W dalszej części rozmowy Maciej Dowbor podkreślił, że umiejętność ignorowania hejtu jest niezbędna, gdyż nadmierna wrażliwość na krytykę może prowadzić do potrzeby wsparcia ze strony specjalistów i korzystania z leków. Wszystko po to, by móc wyjść z psychicznego dołka. – Jeżeli taka osoba się w to nie uzbroi, to gwarantuję jej, że skończy na kozetce u poważnego psychoterapeuty i będzie musiała brać poważne leki. W najlepszym wypadku. To jest naprawdę bardzo ciężkie – kontynuował.
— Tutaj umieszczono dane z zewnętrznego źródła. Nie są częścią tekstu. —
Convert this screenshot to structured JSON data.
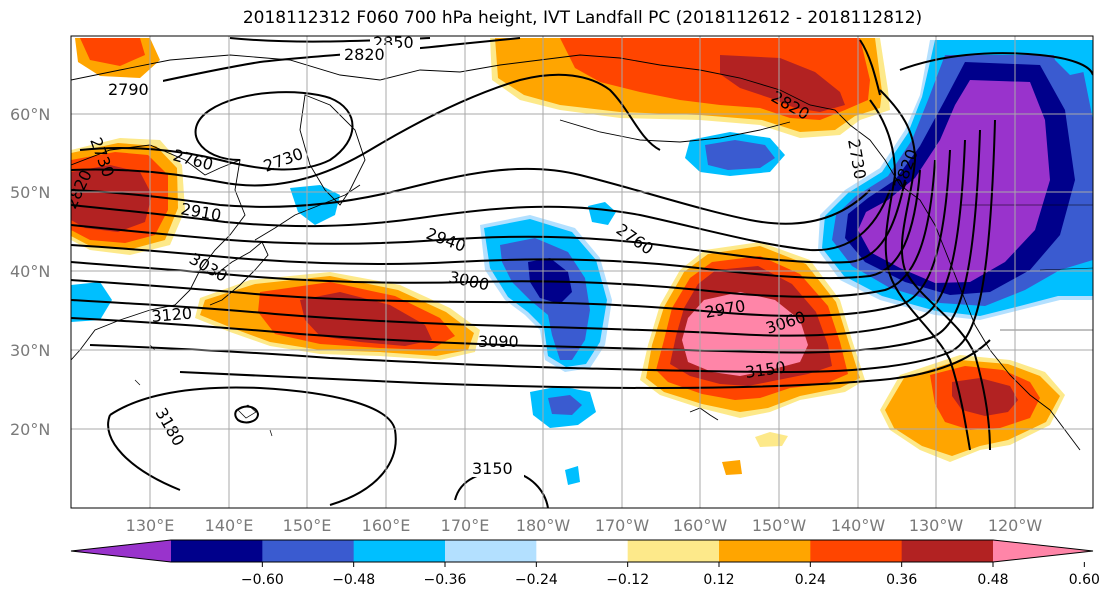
{
  "title": "2018112312 F060 700 hPa height, IVT Landfall PC (2018112612 - 2018112812)",
  "lat_labels": [
    "60°N",
    "50°N",
    "40°N",
    "30°N",
    "20°N"
  ],
  "lon_labels": [
    "130°E",
    "140°E",
    "150°E",
    "160°E",
    "170°E",
    "180°W",
    "170°W",
    "160°W",
    "150°W",
    "140°W",
    "130°W",
    "120°W"
  ],
  "contour_labels": [
    "2850",
    "2820",
    "2790",
    "2730",
    "2760",
    "2730",
    "2820",
    "2910",
    "2940",
    "2760",
    "3030",
    "3000",
    "3120",
    "3090",
    "2970",
    "3060",
    "3150",
    "3180",
    "3150",
    "2730",
    "2820",
    "2820"
  ],
  "colorbar": {
    "colors": [
      "#9933cc",
      "#00008b",
      "#3a5bd0",
      "#00bfff",
      "#b3e0ff",
      "#ffffff",
      "#fde98a",
      "#ffa500",
      "#ff4500",
      "#b22222",
      "#ff85a8"
    ],
    "tick_labels": [
      "−0.60",
      "−0.48",
      "−0.36",
      "−0.24",
      "−0.12",
      "0.12",
      "0.24",
      "0.36",
      "0.48",
      "0.60"
    ]
  },
  "fill_colors": {
    "pink": "#ff85a8",
    "darkred": "#b22222",
    "red": "#ff4500",
    "orange": "#ffa500",
    "yellow": "#fde98a",
    "purple": "#9933cc",
    "navy": "#00008b",
    "blue": "#3a5bd0",
    "cyan": "#00bfff",
    "lightblue": "#b3e0ff"
  }
}
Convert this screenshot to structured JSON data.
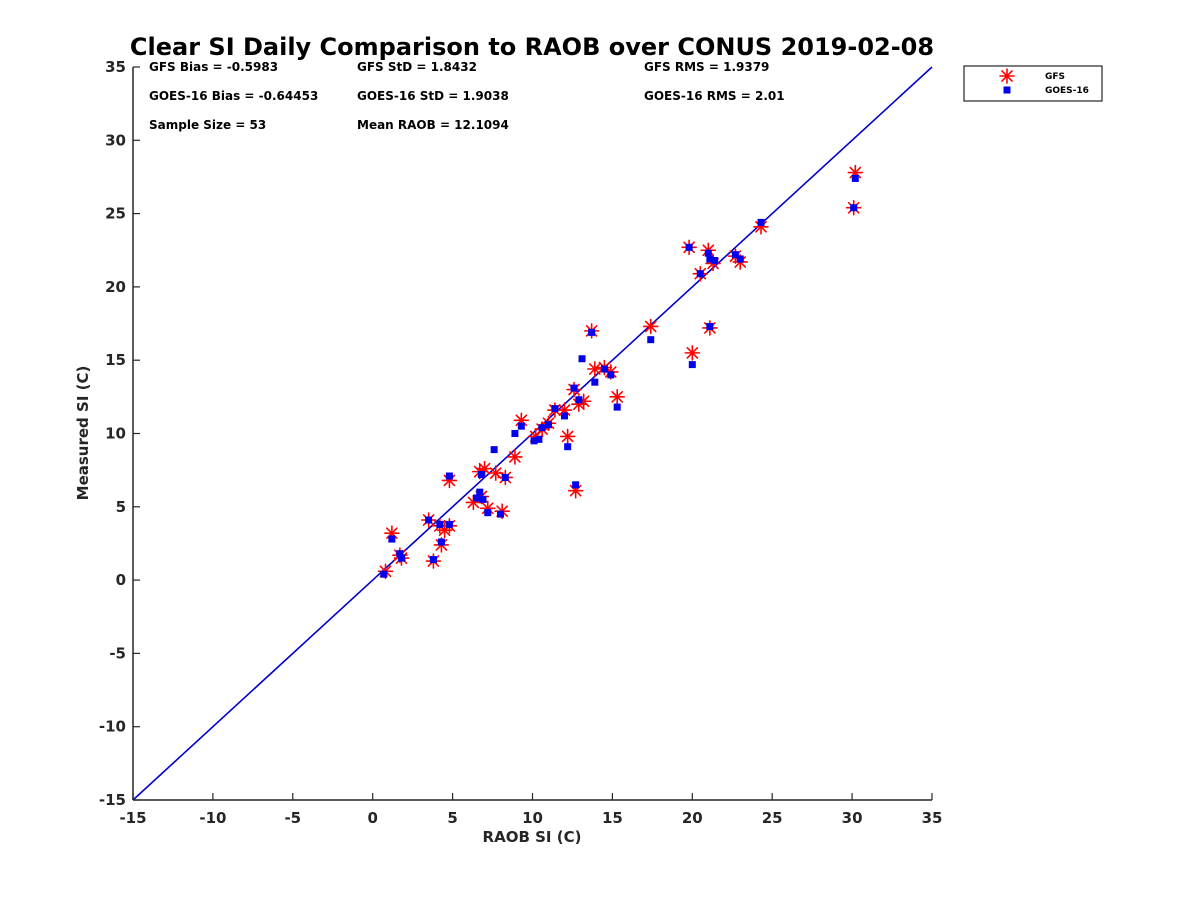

Co więcej, prezenter stwierdził, że bycie lubianym przez wszystkich też nie jest dobre, ponieważ takie osoby są postrzegane jako „bezbarwne i nijakie”, a według byłego gwiazdora Polsatu „nie ma nic gorszego”. – Jak się wszystkim podobasz, to stajesz się nudny, stajesz się nijaki. To zazwyczaj oznacza, że stajesz się w sumie perfekcyjny, ale tak naprawdę nijaki. Nie jesteśmy zupą pomidorową, żeby wszystkim smakować po prostu — podsumował.